Object. Activation of signaling by the epidermal growth factor receptor (EGFR) through gene amplification or rearrangement is common in human malignancy, especially in a large fraction of de novo glioblastomas multiforme (GBMs). The most common mutant EGFR, (ΔEGFR, also known as de2–7 EGFR and EGFRvIII) lacks a portion of the extracellular domain, enhances tumorigenicity in vivo, and causes resistance to the chemotherapeutic drug cisplatin (CDDP). This resistance is due to the suppression of CDDP-induced apoptosis by the constitutively active tyrosine kinase activity of the receptor. The authors have investigated whether inhibition of AEGFR signaling by the tyrosine kinase inhibitor, tyrphostin AG1478, could sensitize tumor xenografts to CDDP and, thereby, enhance its therapeutic efficacy in animals.
Methods. Nude mice were inoculated either subcutaneously or intracerebrally with human GBM cells expressing ΔEGFR and were then systemically treated with CDDP and/or AG1478. Tumor volumes were monitored and tumor sections were analyzed by using terminal deoxynucleotidyl transferase-mediated deoxyuridine triphosphate nick-end labeling (TUNEL) assays or MIB-1 staining.

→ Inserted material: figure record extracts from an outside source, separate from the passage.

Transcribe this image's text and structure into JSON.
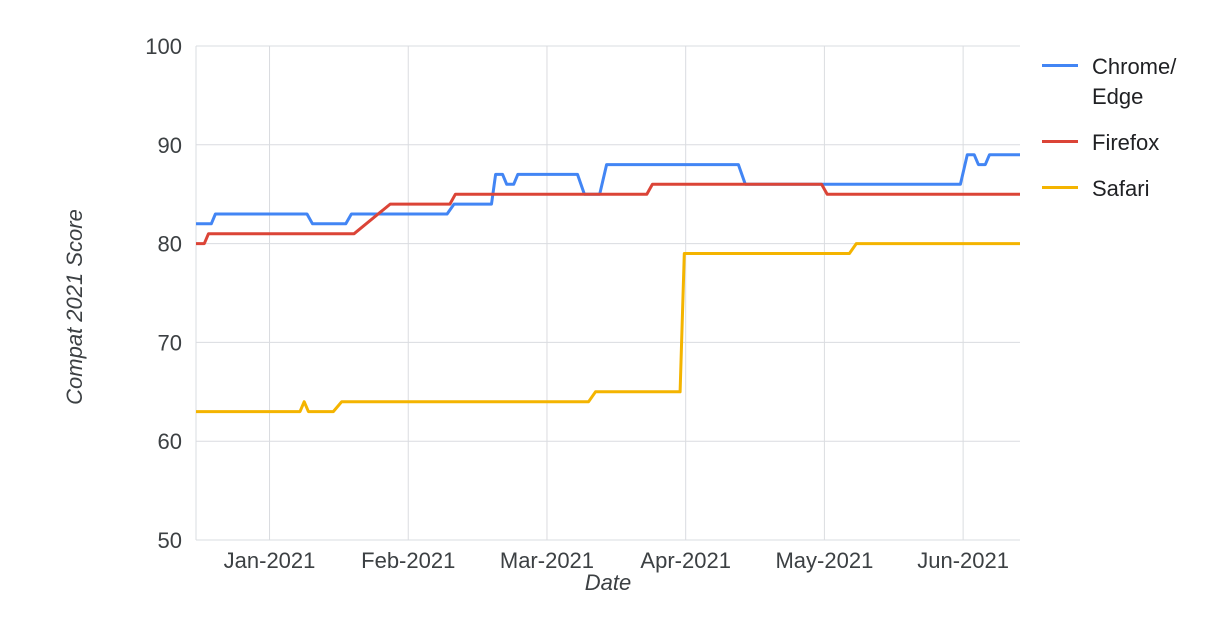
{
  "chart_data": {
    "type": "line",
    "title": "",
    "xlabel": "Date",
    "ylabel": "Compat 2021 Score",
    "x_unit": "months relative to Jan-2021 tick (0 = Jan-2021, 1 = Feb-2021, ...)",
    "xlim": [
      -0.53,
      5.41
    ],
    "ylim": [
      50,
      100
    ],
    "y_ticks": [
      50,
      60,
      70,
      80,
      90,
      100
    ],
    "x_ticks": [
      {
        "x": 0,
        "label": "Jan-2021"
      },
      {
        "x": 1,
        "label": "Feb-2021"
      },
      {
        "x": 2,
        "label": "Mar-2021"
      },
      {
        "x": 3,
        "label": "Apr-2021"
      },
      {
        "x": 4,
        "label": "May-2021"
      },
      {
        "x": 5,
        "label": "Jun-2021"
      }
    ],
    "grid": true,
    "grid_color": "#dadce0",
    "legend_position": "top-right",
    "series": [
      {
        "name": "Chrome/Edge",
        "legend_label": "Chrome/\nEdge",
        "color": "#4285F4",
        "points": [
          [
            -0.53,
            82
          ],
          [
            -0.42,
            82
          ],
          [
            -0.39,
            83
          ],
          [
            0.27,
            83
          ],
          [
            0.31,
            82
          ],
          [
            0.55,
            82
          ],
          [
            0.59,
            83
          ],
          [
            1.28,
            83
          ],
          [
            1.33,
            84
          ],
          [
            1.6,
            84
          ],
          [
            1.63,
            87
          ],
          [
            1.68,
            87
          ],
          [
            1.71,
            86
          ],
          [
            1.76,
            86
          ],
          [
            1.79,
            87
          ],
          [
            2.22,
            87
          ],
          [
            2.27,
            85
          ],
          [
            2.38,
            85
          ],
          [
            2.43,
            88
          ],
          [
            3.38,
            88
          ],
          [
            3.43,
            86
          ],
          [
            4.98,
            86
          ],
          [
            5.03,
            89
          ],
          [
            5.08,
            89
          ],
          [
            5.11,
            88
          ],
          [
            5.16,
            88
          ],
          [
            5.19,
            89
          ],
          [
            5.41,
            89
          ]
        ]
      },
      {
        "name": "Firefox",
        "legend_label": "Firefox",
        "color": "#DB4437",
        "points": [
          [
            -0.53,
            80
          ],
          [
            -0.47,
            80
          ],
          [
            -0.44,
            81
          ],
          [
            0.61,
            81
          ],
          [
            0.87,
            84
          ],
          [
            1.3,
            84
          ],
          [
            1.34,
            85
          ],
          [
            2.72,
            85
          ],
          [
            2.76,
            86
          ],
          [
            3.98,
            86
          ],
          [
            4.02,
            85
          ],
          [
            5.41,
            85
          ]
        ]
      },
      {
        "name": "Safari",
        "legend_label": "Safari",
        "color": "#F4B400",
        "points": [
          [
            -0.53,
            63
          ],
          [
            0.22,
            63
          ],
          [
            0.25,
            64
          ],
          [
            0.28,
            63
          ],
          [
            0.46,
            63
          ],
          [
            0.52,
            64
          ],
          [
            2.3,
            64
          ],
          [
            2.35,
            65
          ],
          [
            2.96,
            65
          ],
          [
            2.99,
            79
          ],
          [
            4.18,
            79
          ],
          [
            4.23,
            80
          ],
          [
            5.41,
            80
          ]
        ]
      }
    ]
  }
}
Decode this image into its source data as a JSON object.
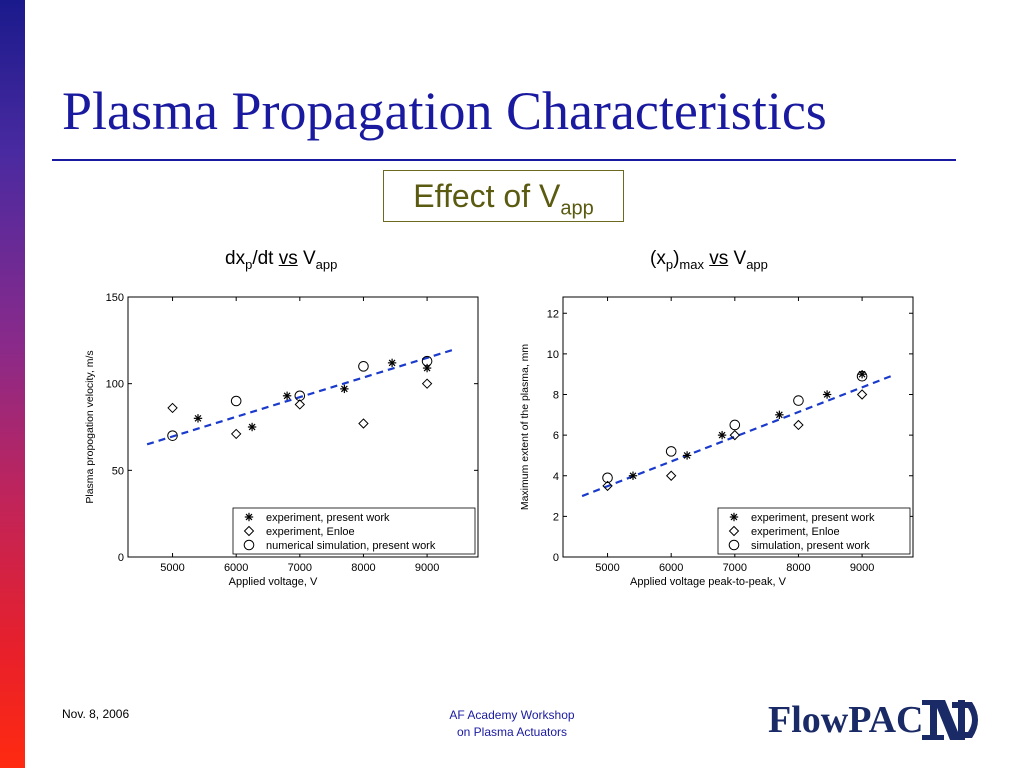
{
  "slide": {
    "title": "Plasma Propagation Characteristics",
    "effect_box": {
      "text": "Effect of V",
      "sub": "app"
    },
    "left_title": {
      "a": "dx",
      "sub1": "p",
      "b": "/dt ",
      "vs": "vs",
      "c": " V",
      "sub2": "app"
    },
    "right_title": {
      "a": "(x",
      "sub1": "p",
      "b": ")",
      "sub_max": "max",
      "gap": " ",
      "vs": "vs",
      "c": " V",
      "sub2": "app"
    },
    "footer_date": "Nov. 8, 2006",
    "footer_center_line1": "AF Academy Workshop",
    "footer_center_line2": "on Plasma Actuators",
    "logo_text": "FlowPAC",
    "accent_color": "#1a1aa0"
  },
  "chart_data": [
    {
      "type": "scatter",
      "title": "",
      "xlabel": "Applied voltage, V",
      "ylabel": "Plasma propogation velocity, m/s",
      "xlim": [
        4300,
        9800
      ],
      "ylim": [
        0,
        150
      ],
      "xticks": [
        5000,
        6000,
        7000,
        8000,
        9000
      ],
      "yticks": [
        0,
        50,
        100,
        150
      ],
      "legend_position": "bottom-right",
      "series": [
        {
          "name": "experiment, present work",
          "marker": "star",
          "points": [
            [
              5400,
              80
            ],
            [
              6250,
              75
            ],
            [
              6800,
              93
            ],
            [
              7700,
              97
            ],
            [
              8450,
              112
            ],
            [
              9000,
              109
            ]
          ]
        },
        {
          "name": "experiment, Enloe",
          "marker": "diamond",
          "points": [
            [
              5000,
              86
            ],
            [
              6000,
              71
            ],
            [
              7000,
              88
            ],
            [
              8000,
              77
            ],
            [
              9000,
              100
            ]
          ]
        },
        {
          "name": "numerical simulation, present work",
          "marker": "circle",
          "points": [
            [
              5000,
              70
            ],
            [
              6000,
              90
            ],
            [
              7000,
              93
            ],
            [
              8000,
              110
            ],
            [
              9000,
              113
            ]
          ]
        }
      ],
      "fit_line": {
        "style": "dashed",
        "color": "#1a3acc",
        "points": [
          [
            4600,
            65
          ],
          [
            9450,
            120
          ]
        ]
      }
    },
    {
      "type": "scatter",
      "title": "",
      "xlabel": "Applied voltage peak-to-peak, V",
      "ylabel": "Maximum extent of the plasma, mm",
      "xlim": [
        4300,
        9800
      ],
      "ylim": [
        0,
        12.8
      ],
      "xticks": [
        5000,
        6000,
        7000,
        8000,
        9000
      ],
      "yticks": [
        0,
        2,
        4,
        6,
        8,
        10,
        12
      ],
      "legend_position": "bottom-right",
      "series": [
        {
          "name": "experiment, present work",
          "marker": "star",
          "points": [
            [
              5400,
              4
            ],
            [
              6250,
              5
            ],
            [
              6800,
              6
            ],
            [
              7700,
              7
            ],
            [
              8450,
              8
            ],
            [
              9000,
              9
            ]
          ]
        },
        {
          "name": "experiment, Enloe",
          "marker": "diamond",
          "points": [
            [
              5000,
              3.5
            ],
            [
              6000,
              4
            ],
            [
              7000,
              6
            ],
            [
              8000,
              6.5
            ],
            [
              9000,
              8
            ]
          ]
        },
        {
          "name": "simulation, present work",
          "marker": "circle",
          "points": [
            [
              5000,
              3.9
            ],
            [
              6000,
              5.2
            ],
            [
              7000,
              6.5
            ],
            [
              8000,
              7.7
            ],
            [
              9000,
              8.9
            ]
          ]
        }
      ],
      "fit_line": {
        "style": "dashed",
        "color": "#1a3acc",
        "points": [
          [
            4600,
            3
          ],
          [
            9450,
            8.9
          ]
        ]
      }
    }
  ]
}
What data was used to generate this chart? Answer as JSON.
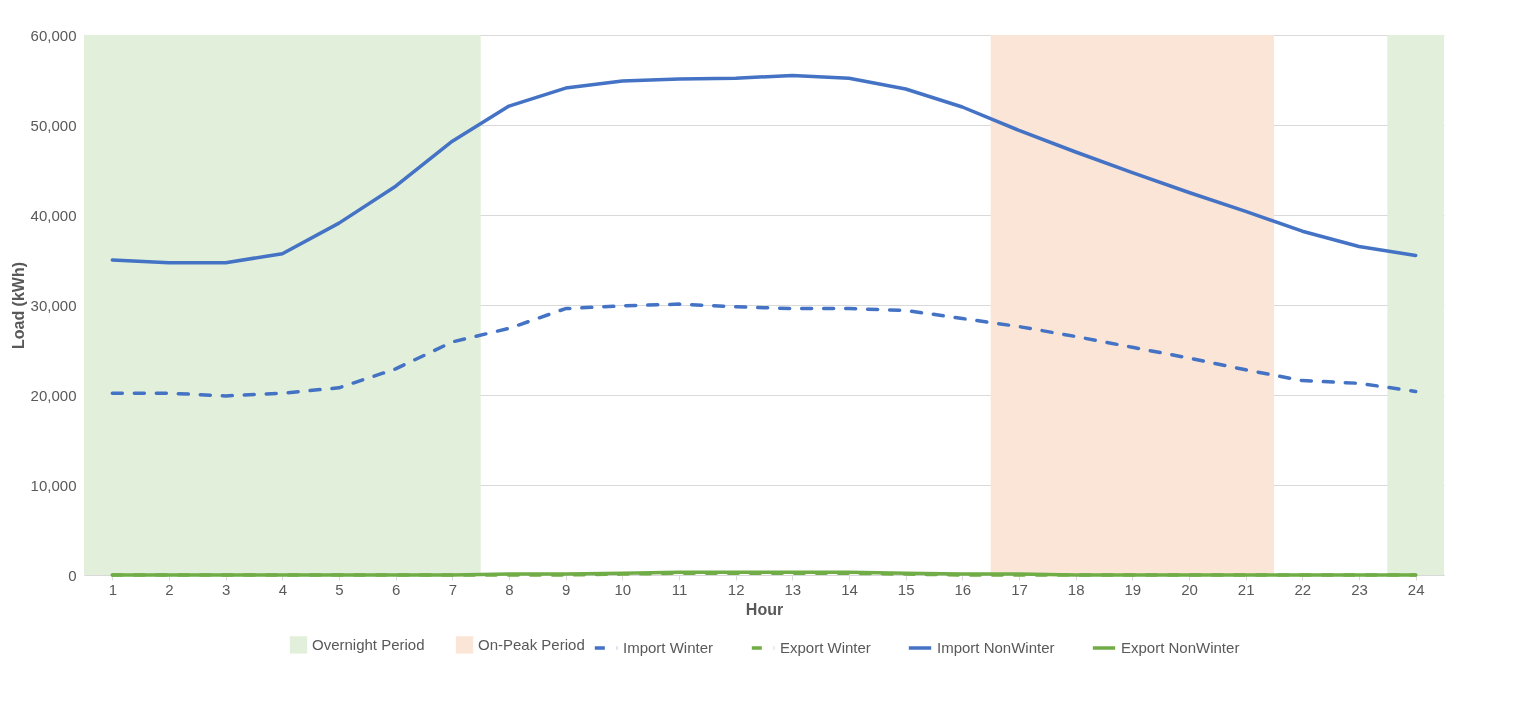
{
  "chart_data": {
    "type": "line",
    "xlabel": "Hour",
    "ylabel": "Load (kWh)",
    "x": [
      1,
      2,
      3,
      4,
      5,
      6,
      7,
      8,
      9,
      10,
      11,
      12,
      13,
      14,
      15,
      16,
      17,
      18,
      19,
      20,
      21,
      22,
      23,
      24
    ],
    "xlim": [
      0.5,
      24.5
    ],
    "xticks": [
      1,
      2,
      3,
      4,
      5,
      6,
      7,
      8,
      9,
      10,
      11,
      12,
      13,
      14,
      15,
      16,
      17,
      18,
      19,
      20,
      21,
      22,
      23,
      24
    ],
    "ylim": [
      0,
      60000
    ],
    "yticks": [
      0,
      {
        "value": 10000,
        "label": "10,000"
      },
      {
        "value": 20000,
        "label": "20,000"
      },
      {
        "value": 30000,
        "label": "30,000"
      },
      {
        "value": 40000,
        "label": "40,000"
      },
      {
        "value": 50000,
        "label": "50,000"
      },
      {
        "value": 60000,
        "label": "60,000"
      }
    ],
    "grid": "y",
    "legend": "bottom",
    "marker": "none",
    "bands": [
      {
        "axis": "x",
        "from": 0.5,
        "to": 7.5,
        "label": "Overnight Period",
        "color": "#e2efda"
      },
      {
        "axis": "x",
        "from": 16.5,
        "to": 21.5,
        "label": "On-Peak Period",
        "color": "#fbe5d6"
      },
      {
        "axis": "x",
        "from": 23.5,
        "to": 24.5,
        "color": "#e2efda"
      }
    ],
    "series": [
      {
        "name": "Import Winter",
        "color": "#4472c4",
        "line_style": "dashed",
        "values": [
          20200,
          20200,
          19900,
          20200,
          20800,
          22900,
          25900,
          27400,
          29600,
          29900,
          30100,
          29800,
          29600,
          29600,
          29400,
          28500,
          27600,
          26500,
          25300,
          24100,
          22800,
          21600,
          21300,
          20400
        ]
      },
      {
        "name": "Export Winter",
        "color": "#70ad47",
        "line_style": "dashed",
        "values": [
          0,
          0,
          0,
          0,
          0,
          0,
          0,
          0,
          0,
          100,
          200,
          200,
          200,
          200,
          100,
          0,
          0,
          0,
          0,
          0,
          0,
          0,
          0,
          0
        ]
      },
      {
        "name": "Import NonWinter",
        "color": "#4472c4",
        "line_style": "solid",
        "values": [
          35000,
          34700,
          34700,
          35700,
          39100,
          43200,
          48200,
          52100,
          54100,
          54900,
          55100,
          55200,
          55500,
          55200,
          54000,
          52000,
          49400,
          47000,
          44700,
          42500,
          40400,
          38200,
          36500,
          35500
        ]
      },
      {
        "name": "Export NonWinter",
        "color": "#70ad47",
        "line_style": "solid",
        "values": [
          0,
          0,
          0,
          0,
          0,
          0,
          0,
          100,
          100,
          200,
          300,
          300,
          300,
          300,
          200,
          100,
          100,
          0,
          0,
          0,
          0,
          0,
          0,
          0
        ]
      }
    ]
  }
}
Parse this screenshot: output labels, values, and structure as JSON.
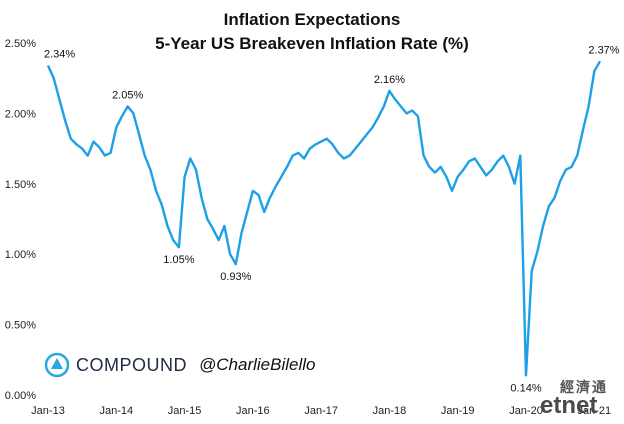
{
  "title": "Inflation Expectations",
  "subtitle": "5-Year US Breakeven Inflation Rate (%)",
  "brand": {
    "name": "COMPOUND",
    "handle": "@CharlieBilello"
  },
  "watermark": {
    "cn": "經濟通",
    "text": "etnet"
  },
  "colors": {
    "line": "#1ea0e6",
    "text": "#111111"
  },
  "chart_data": {
    "type": "line",
    "title": "Inflation Expectations",
    "subtitle": "5-Year US Breakeven Inflation Rate (%)",
    "xlabel": "",
    "ylabel": "",
    "xlim": [
      0,
      97
    ],
    "ylim": [
      0.0,
      2.5
    ],
    "y_ticks": [
      "0.00%",
      "0.50%",
      "1.00%",
      "1.50%",
      "2.00%",
      "2.50%"
    ],
    "y_tick_values": [
      0,
      0.5,
      1.0,
      1.5,
      2.0,
      2.5
    ],
    "x_ticks": [
      "Jan-13",
      "Jan-14",
      "Jan-15",
      "Jan-16",
      "Jan-17",
      "Jan-18",
      "Jan-19",
      "Jan-20",
      "Jan-21"
    ],
    "x_tick_values": [
      0,
      12,
      24,
      36,
      48,
      60,
      72,
      84,
      96
    ],
    "grid": false,
    "series": [
      {
        "x": [
          0,
          1,
          2,
          3,
          4,
          5,
          6,
          7,
          8,
          9,
          10,
          11,
          12,
          13,
          14,
          15,
          16,
          17,
          18,
          19,
          20,
          21,
          22,
          23,
          24,
          25,
          26,
          27,
          28,
          29,
          30,
          31,
          32,
          33,
          34,
          35,
          36,
          37,
          38,
          39,
          40,
          41,
          42,
          43,
          44,
          45,
          46,
          47,
          48,
          49,
          50,
          51,
          52,
          53,
          54,
          55,
          56,
          57,
          58,
          59,
          60,
          61,
          62,
          63,
          64,
          65,
          66,
          67,
          68,
          69,
          70,
          71,
          72,
          73,
          74,
          75,
          76,
          77,
          78,
          79,
          80,
          81,
          82,
          83,
          84,
          85,
          86,
          87,
          88,
          89,
          90,
          91,
          92,
          93,
          94,
          95,
          96,
          97
        ],
        "y": [
          2.34,
          2.25,
          2.1,
          1.95,
          1.82,
          1.78,
          1.75,
          1.7,
          1.8,
          1.76,
          1.7,
          1.72,
          1.9,
          1.98,
          2.05,
          2.0,
          1.85,
          1.7,
          1.6,
          1.45,
          1.35,
          1.2,
          1.1,
          1.05,
          1.55,
          1.68,
          1.6,
          1.4,
          1.25,
          1.18,
          1.1,
          1.2,
          1.0,
          0.93,
          1.15,
          1.3,
          1.45,
          1.42,
          1.3,
          1.4,
          1.48,
          1.55,
          1.62,
          1.7,
          1.72,
          1.68,
          1.75,
          1.78,
          1.8,
          1.82,
          1.78,
          1.72,
          1.68,
          1.7,
          1.75,
          1.8,
          1.85,
          1.9,
          1.97,
          2.05,
          2.16,
          2.1,
          2.05,
          2.0,
          2.02,
          1.98,
          1.7,
          1.62,
          1.58,
          1.62,
          1.55,
          1.45,
          1.55,
          1.6,
          1.66,
          1.68,
          1.62,
          1.56,
          1.6,
          1.66,
          1.7,
          1.62,
          1.5,
          1.7,
          0.14,
          0.88,
          1.02,
          1.2,
          1.34,
          1.4,
          1.52,
          1.6,
          1.62,
          1.7,
          1.88,
          2.05,
          2.3,
          2.37
        ]
      }
    ],
    "annotations": [
      {
        "x": 0,
        "y": 2.34,
        "label": "2.34%"
      },
      {
        "x": 14,
        "y": 2.05,
        "label": "2.05%"
      },
      {
        "x": 23,
        "y": 1.05,
        "label": "1.05%"
      },
      {
        "x": 33,
        "y": 0.93,
        "label": "0.93%"
      },
      {
        "x": 60,
        "y": 2.16,
        "label": "2.16%"
      },
      {
        "x": 84,
        "y": 0.14,
        "label": "0.14%"
      },
      {
        "x": 97,
        "y": 2.37,
        "label": "2.37%"
      }
    ]
  }
}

Expression of ΔEGFR, but not wild-type EGFR, conferred CDDP resistance to the cells in vivo. Inhibition of receptor signaling by the EGFR-specific tyrosine kinase inhibitor, AG1478, sensitized the xenografts to the cytotoxic effects of CDDP. This combined CDDP/AG1478 treatment significantly suppressed growth of subcutaneous xenografts in nude mice in a synergistic manner (p < 0.01 compared with vehicle control) without causing generalized toxicity, whereas treatments with CDDP or AG1478 alone were ineffective. The synergistic growth suppression by the CDDP/AG1478 combination was not observed in xenografts overexpressing wild-type EGFR or kinase-deficient ΔEGFR. The combined CDDP/AG1478 treatment induced tumor growth suppression, which correlated with increased apoptosis and reduced proliferation. This treatment also extended the life span of mice bearing intracerebral xenografts (p < 0.01 compared with controls).
Conclusions. The results of this study may provide the basis for the development of a novel and safe therapeutic strategy for the very aggressive ΔEGFR-expressing GBM.